As the Bill stands a local authority may continue to rehouse them after two years: the word is "may" and not "must". If the local authority decides not to continue to house them then the family is out. However, if in the process of housing them for two years the local authority has used its own hard-to-let housing, they have to be evicted. The Minister said that that was wrong, but he simply misunderstood my noble friend and that is why I shook my head. I was respecting the conventions at Report stage so I did not intervene during his speech, but perhaps another time I should do so.
The Minister has misunderstood this amendment. It does not give a direct route for homeless families into permanent housing. It states that if after two years a tiny minority of families who have been in temporary housing have not reached the head of the queue and otherwise face eviction--which must take place if they are living in local authority owned property--then this amendment allows local authorities to review all the circumstances. If it thinks it reasonable, the local authority should ensure that the family is given enough points to be rehoused into permanent housing. There is
Rented social housing is in very short supply in the inner London boroughs, as the noble Baroness suggested, and in other areas, as the noble Lord, Lord Swinfen, pointed out in an earlier debate. He referred to families being hard to house because, for example, a member of the family may be disabled and need a large property. Those families may face eviction from temporary housing after two years and if they are living in a local authority owned house they must be evicted. Is that reasonable? Is it right to send fragile, vulnerable families, often with several children, into the churning of going in and out of temporary accommodation such as bed and breakfast accommodation, hotel or private rented accommodation and so on? It is not that they queue jump or that there is a direct route into permanent housing but merely, as the Minister himself said, that there should be a safety net for them.
However, if after two years a family in temporary housing has not qualified for permanent housing, then the local authority may, if it believes it reasonable, in comparison with other people on the list, ensure that they have enough points to qualify for permanent housing, which they would get if they lived in a different authority area. That is all this amendment does. It simply does what the Minister said it should do, which is to put in a safety net. If we do not there remains a black hole for some of the most vulnerable and fragile families.
It is a modest amendment.
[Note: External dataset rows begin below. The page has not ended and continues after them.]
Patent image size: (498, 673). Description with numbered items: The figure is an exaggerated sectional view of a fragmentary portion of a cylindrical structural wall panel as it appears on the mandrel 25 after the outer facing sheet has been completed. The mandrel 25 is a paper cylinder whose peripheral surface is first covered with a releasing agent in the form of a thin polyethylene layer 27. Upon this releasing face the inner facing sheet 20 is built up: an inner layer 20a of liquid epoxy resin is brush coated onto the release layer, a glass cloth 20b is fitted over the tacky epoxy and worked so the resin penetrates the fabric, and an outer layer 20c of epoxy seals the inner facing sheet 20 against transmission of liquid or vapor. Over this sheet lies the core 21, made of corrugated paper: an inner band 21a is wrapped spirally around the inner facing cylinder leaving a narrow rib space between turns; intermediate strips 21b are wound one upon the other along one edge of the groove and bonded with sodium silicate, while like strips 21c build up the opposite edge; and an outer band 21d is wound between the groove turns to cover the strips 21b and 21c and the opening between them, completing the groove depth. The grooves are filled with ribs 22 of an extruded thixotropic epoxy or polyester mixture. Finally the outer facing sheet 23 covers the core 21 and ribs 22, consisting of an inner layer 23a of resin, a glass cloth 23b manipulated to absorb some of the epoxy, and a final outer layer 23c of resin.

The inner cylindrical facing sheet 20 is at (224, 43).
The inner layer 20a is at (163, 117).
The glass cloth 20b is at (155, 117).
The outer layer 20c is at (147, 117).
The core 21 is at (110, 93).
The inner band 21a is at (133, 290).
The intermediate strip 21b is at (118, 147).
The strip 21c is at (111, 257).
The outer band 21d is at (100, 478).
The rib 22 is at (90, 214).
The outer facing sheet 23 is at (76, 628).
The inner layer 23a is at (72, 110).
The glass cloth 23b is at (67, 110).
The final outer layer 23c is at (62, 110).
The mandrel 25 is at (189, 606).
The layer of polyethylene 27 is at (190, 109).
It will probably affect only a few thousand out of the 120,000 homeless families who present themselves to local authorities each year. But those families are in an acute situation. They are not queue jumping. The amendment merely provides that after two years' waiting, in often poor quality temporary housing, we should not send them churning back into bed and breakfast accommodation to go through the cycle again. Remembering that this is not providing a direct route into permanent housing and it is not queue-jumping--it is merely including a means of rescue and a safety net for those who would otherwise be turned out after a wait of two years--I should like to test the opinion of the House on the amendment.
Resolved in the negative, and amendment disagreed to accordingly.